Investment managers such as Old Mutual Investment Group take their cue from multiple angles when considering investments in diversified miners, including financials, commodity cycle, public policy trajectory, client mandates, climate science and social concerns, to name a few.
“Regarding diversified miners, we don’t take a hard exclusionary approach on coal, never-the-less we do interrogate the attendant ‘just transition risk’ of such coal assets and so play close attention to the overall commodity mix within diversified miners,” says Duncan.
Decarbonisation pathways are becoming clearer both globally and locally, and Duncan hopes that South Africa will, within the next few years, have translated this into a science-based carbon intensity benchmark for our local exchange that would open up the possibility of aligning long-term assets with science-based target outcomes.
As part of the group’s climate risk management, Old Mutual Investment Group will typically undertake baseline assessments as a basis for engagement with those companies that are exposed to climate-transition risk.
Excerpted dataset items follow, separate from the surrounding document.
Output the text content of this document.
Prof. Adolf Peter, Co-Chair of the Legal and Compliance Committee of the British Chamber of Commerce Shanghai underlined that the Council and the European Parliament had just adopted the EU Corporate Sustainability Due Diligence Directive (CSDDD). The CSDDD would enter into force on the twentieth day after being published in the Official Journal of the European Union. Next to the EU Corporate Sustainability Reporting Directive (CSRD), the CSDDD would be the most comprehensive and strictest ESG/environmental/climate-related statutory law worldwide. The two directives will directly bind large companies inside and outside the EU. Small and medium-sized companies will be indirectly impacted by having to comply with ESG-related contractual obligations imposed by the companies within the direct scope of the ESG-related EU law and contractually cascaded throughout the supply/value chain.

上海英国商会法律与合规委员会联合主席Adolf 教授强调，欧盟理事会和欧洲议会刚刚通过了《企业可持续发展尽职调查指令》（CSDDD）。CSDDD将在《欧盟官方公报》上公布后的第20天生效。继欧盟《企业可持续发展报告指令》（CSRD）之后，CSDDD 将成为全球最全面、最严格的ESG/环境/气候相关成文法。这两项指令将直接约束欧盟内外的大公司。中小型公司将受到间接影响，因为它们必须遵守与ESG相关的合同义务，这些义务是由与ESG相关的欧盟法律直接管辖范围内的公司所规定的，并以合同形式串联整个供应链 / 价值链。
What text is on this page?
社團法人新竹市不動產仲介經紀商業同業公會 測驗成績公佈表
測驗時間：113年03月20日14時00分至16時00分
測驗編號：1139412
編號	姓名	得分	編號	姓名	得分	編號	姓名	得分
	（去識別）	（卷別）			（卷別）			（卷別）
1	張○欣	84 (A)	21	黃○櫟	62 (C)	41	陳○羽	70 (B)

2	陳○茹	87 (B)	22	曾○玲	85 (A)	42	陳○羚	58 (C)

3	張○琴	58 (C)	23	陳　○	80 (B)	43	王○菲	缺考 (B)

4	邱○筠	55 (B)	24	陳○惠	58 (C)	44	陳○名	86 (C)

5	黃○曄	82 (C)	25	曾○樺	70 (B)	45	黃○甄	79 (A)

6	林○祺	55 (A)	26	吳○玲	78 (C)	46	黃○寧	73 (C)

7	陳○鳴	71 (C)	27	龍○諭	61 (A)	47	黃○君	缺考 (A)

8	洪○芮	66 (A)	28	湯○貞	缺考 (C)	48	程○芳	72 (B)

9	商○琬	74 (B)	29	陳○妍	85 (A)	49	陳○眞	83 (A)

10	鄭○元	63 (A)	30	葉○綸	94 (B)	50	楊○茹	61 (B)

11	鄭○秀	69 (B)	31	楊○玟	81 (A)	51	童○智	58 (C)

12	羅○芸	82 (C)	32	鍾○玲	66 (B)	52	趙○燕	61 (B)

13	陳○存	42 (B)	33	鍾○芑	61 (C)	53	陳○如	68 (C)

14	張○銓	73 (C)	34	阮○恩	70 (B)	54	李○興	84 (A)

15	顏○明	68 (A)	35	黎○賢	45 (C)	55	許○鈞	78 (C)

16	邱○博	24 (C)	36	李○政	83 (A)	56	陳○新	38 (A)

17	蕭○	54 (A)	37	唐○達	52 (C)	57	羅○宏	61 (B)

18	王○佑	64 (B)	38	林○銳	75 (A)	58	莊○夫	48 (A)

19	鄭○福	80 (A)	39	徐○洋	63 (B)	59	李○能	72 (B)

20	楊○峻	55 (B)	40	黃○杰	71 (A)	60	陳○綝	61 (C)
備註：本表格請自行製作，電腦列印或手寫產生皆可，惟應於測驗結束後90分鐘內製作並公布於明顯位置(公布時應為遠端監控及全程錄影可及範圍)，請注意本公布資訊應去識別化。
As a long-term investor, we see such engagements as critical for supporting companies on the decarbonisation journey.
Moreover, Duncan believes that active stewardship from investment managers on climate risk is a critical aspect to supporting just transition outcomes for South Africa.
In South Africa’s case, the issue of a just transition is a real concern as pulling capital from underneath the feet of carbon-intensive companies may be detrimental in the short run, particularly for those companies that are central to our current energy mix, and are large taxpayers and providers of jobs. Having said that, the long-run need to decarbonise is inevitable and so being directly engaged with these companies is critical.
“Ultimately in respect of climate risk management we want to play a productive and helpful role as managers of large pools of institutional capital.”
Renewable energy has a critical role to play in South Africa’s decarbonisation journey, Duncan notes.
Confidence around the opportunities for renewable energy investment is growing and subsequent rounds of the Renewable Energy Independent Power Producer Procurement Programme are creating space for more investment.
“As an individual investor, it is quite difficult to play the renewable energy theme as most of the existing investment has been in the institutional market space, principally unlisted equity and debt..
“However, the opportunity to play in the renewable energy space is slowly but surely moving into the listed markets. We expect more private equity participants in the renewable energy space exiting into the listed investment vehicles and that this will creates more opportunity for the individual investor to hold these kinds of assets,” he points out.